「ん?もしかして椎名さんって恋愛経験豊富?」
「ああいえ。そうじゃなくて。ずっと好きなものははっきりと好きで、真っ直ぐ応援してて。でもちゃんと気を遣うとか周りに配慮するみたいなことはずっとできてて。推し活だから何やってもいいみたいな波に染まることもなくて。…あんまりこれは深く話すつもりはないですけど、里依は高校時代の私の恩人なんです。だから、里依にはずっと笑っててほしい…。だから里依が幸せなら、私はそれで十分満足なんですよ。」

 ずっと眩しいままの、大好きな友達でいてほしい。里依は、怜花にとって一生特別で宝物みたいな存在だ。

「じゃあさ。」
「はい。」
「俺もずっと1人だったら、話し相手くらいにはなってくれる?」
「…いいですよ。なんて言ったって、二階堂さんは里依の大切な人の友達だから。」
「それって、俺自身には魅力ないってことじゃない?」
「そこまで言ってませんよ。そもそも、出てる作品は知っててもあなたがどういう人なのかは知らないですし。」

 怜花がそう言うと、二階堂がふと足を止めた。あと2分もかからずにみんなのところに戻れる、というところで。二階堂を一人残して去るわけにもいかず、怜花も足を止めて振り返った。

「…知ることは、嫌じゃない?」

 また声の質が変化した。少し揺れたようにも聞こえる。確かめるような真意を探るような声に、近付かれた気がする。物理的ではなく、違う部分で。
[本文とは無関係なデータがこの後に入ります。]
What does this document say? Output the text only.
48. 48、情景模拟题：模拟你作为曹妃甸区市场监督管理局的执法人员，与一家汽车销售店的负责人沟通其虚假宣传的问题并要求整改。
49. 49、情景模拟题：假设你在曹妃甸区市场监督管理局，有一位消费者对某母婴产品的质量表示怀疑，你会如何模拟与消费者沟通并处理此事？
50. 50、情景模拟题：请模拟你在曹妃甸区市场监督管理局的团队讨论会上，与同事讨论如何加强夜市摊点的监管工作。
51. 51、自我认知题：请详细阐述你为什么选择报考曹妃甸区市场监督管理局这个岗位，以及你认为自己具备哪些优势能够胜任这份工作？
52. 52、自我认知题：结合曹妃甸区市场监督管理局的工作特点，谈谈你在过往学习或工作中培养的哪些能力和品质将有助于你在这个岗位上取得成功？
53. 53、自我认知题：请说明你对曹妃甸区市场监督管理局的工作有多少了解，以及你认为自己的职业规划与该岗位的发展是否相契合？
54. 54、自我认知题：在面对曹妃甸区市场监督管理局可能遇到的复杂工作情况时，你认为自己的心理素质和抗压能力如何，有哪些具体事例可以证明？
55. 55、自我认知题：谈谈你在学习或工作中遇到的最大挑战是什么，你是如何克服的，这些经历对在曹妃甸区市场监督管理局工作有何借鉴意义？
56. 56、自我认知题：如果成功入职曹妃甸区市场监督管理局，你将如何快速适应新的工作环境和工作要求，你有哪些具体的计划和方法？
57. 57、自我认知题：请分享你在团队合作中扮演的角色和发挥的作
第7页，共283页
「嫌じゃないですよ。…二階堂さんは変な人ですね。なんとなくそうかなって思ってましたけど。」

 そう言ってふわりと笑った怜花の表情に、二階堂は面食らった。それに気づいた怜花がきょとんとした表情を浮かべた。

「…何か変なこと言いました?」
「いや、…なに?なんか、全然笑うと変わるじゃん。知らなかったんだけど。…そうやって笑えるんじゃん。」
「…?あの、そりゃ私だって、多少は笑いますけど…。」
「違う違う。さっきまでのとは全然違うじゃん。」

 二階堂が言っていることの意味が本気でわからなくて、怜花は首を傾げる。なぜ目の前のこの人は、片手で顔を覆っているのか、皆目見当もつかなかった。